In 2021, India accounted for the largest number of real-time transactions at 48.6 billion, almost threefold that of China (18 billion transactions) and almost seven times greater than the combined real-time payments volume of US, Canada, the UK, France and Germany (7.5 billion).
According to the report by ACI Worldwide, in partnership with GlobalData and the Centre for Economics and Business Research (Cebr), the real-time payments helped India unlock $16.4 billion of additional economic output in 2021, equivalent to 0.56 per cent of formal GDP.
“India’s craving for cash may be plummeting, but there is still a great deal more to do.

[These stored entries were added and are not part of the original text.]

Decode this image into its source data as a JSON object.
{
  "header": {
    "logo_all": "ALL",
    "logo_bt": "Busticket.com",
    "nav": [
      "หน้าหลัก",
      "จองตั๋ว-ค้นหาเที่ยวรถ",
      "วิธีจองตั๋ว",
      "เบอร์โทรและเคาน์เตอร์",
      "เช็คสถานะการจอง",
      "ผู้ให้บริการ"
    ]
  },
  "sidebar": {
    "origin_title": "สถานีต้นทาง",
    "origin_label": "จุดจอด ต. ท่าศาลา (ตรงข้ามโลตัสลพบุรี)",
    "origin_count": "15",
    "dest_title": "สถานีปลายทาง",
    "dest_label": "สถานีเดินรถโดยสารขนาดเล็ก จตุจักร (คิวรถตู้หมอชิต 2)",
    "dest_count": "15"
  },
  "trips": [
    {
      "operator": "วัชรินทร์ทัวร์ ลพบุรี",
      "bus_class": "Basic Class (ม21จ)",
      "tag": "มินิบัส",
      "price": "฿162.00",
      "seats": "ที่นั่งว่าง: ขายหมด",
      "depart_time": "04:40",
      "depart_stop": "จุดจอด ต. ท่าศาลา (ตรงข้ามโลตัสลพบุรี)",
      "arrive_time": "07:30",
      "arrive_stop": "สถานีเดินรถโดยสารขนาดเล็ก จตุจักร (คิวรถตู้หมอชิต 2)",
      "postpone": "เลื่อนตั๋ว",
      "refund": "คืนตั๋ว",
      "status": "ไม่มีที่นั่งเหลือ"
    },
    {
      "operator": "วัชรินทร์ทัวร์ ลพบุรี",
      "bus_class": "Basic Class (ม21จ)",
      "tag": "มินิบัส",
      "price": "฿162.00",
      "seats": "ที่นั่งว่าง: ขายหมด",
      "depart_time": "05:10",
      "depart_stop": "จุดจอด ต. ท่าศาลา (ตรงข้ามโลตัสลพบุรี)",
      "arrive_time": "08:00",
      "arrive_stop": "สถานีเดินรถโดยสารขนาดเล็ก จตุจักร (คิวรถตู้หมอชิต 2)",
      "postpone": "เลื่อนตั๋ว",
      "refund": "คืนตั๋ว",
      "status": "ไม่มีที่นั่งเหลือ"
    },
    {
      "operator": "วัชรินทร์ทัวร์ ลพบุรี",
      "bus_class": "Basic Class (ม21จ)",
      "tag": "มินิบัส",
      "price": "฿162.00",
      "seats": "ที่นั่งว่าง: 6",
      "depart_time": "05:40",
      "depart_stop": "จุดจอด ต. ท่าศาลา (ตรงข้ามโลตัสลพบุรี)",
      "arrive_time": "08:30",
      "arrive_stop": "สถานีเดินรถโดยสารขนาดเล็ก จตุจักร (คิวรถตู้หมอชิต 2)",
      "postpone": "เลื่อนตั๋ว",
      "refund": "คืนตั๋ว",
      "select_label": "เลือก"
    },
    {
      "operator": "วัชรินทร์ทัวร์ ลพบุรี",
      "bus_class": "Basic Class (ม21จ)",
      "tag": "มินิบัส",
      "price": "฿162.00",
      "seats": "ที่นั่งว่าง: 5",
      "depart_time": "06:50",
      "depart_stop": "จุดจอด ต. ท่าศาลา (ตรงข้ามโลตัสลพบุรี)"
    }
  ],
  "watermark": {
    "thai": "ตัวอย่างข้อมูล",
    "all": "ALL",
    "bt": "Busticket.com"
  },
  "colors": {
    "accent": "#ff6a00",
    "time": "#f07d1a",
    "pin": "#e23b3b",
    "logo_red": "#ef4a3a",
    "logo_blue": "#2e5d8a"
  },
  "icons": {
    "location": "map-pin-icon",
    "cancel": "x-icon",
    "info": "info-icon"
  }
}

It is time to accelerate our efforts and expand this impact beyond the top tier metropolitan areas and replicate our success for the benefit of the entire country,” said Ankur Saxena, Head of India and South Asia, ACI Worldwide, a software company providing real-time payment solutions.
The widespread adoption of real-time payments resulted in estimated cost savings of $12.6 billion for Indian businesses and consumers in 2021.
The growing acceptance of UPI-based mobile payment apps and QR code payments among merchants, combined with the increased use of digital payments during the Covid-19 pandemic, helped real-time payments secure 31.3 per cent of total payments transaction volume last year, the report showed.
With consumers increasingly shifting from cash to mobile-based real-time payments, skipping payment cards, the real-time payments’ share of the total payments volume is likely to rise to over 70 per cent in 2026.
This will result in net savings for businesses and consumers rising to $92.4 billion in 2026, helping generate an additional $45.9 billion of economic output, equivalent to 1.12 per cent of the country’s forecasted GDP.
“By allowing for the transfer of money between parties within seconds rather than days, real-time payments improve overall market efficiencies in the economy,” commented Owen Good, Head of Advisory, Centre for Economic and Business Research.
“Developing nations continue to drive the majority of real-time volume gains, confirming the industry trend of the strongest growth coming from economies with minimal existing electronic payments infrastructure, and therefore heavier reliance on cash,” added Sam Murrant, lead analyst, GlobalData.
“India provides the template for mobile wallet integration with underlying real-time payment systems. Mobile will still be the leading form factor in developed markets,” he noted.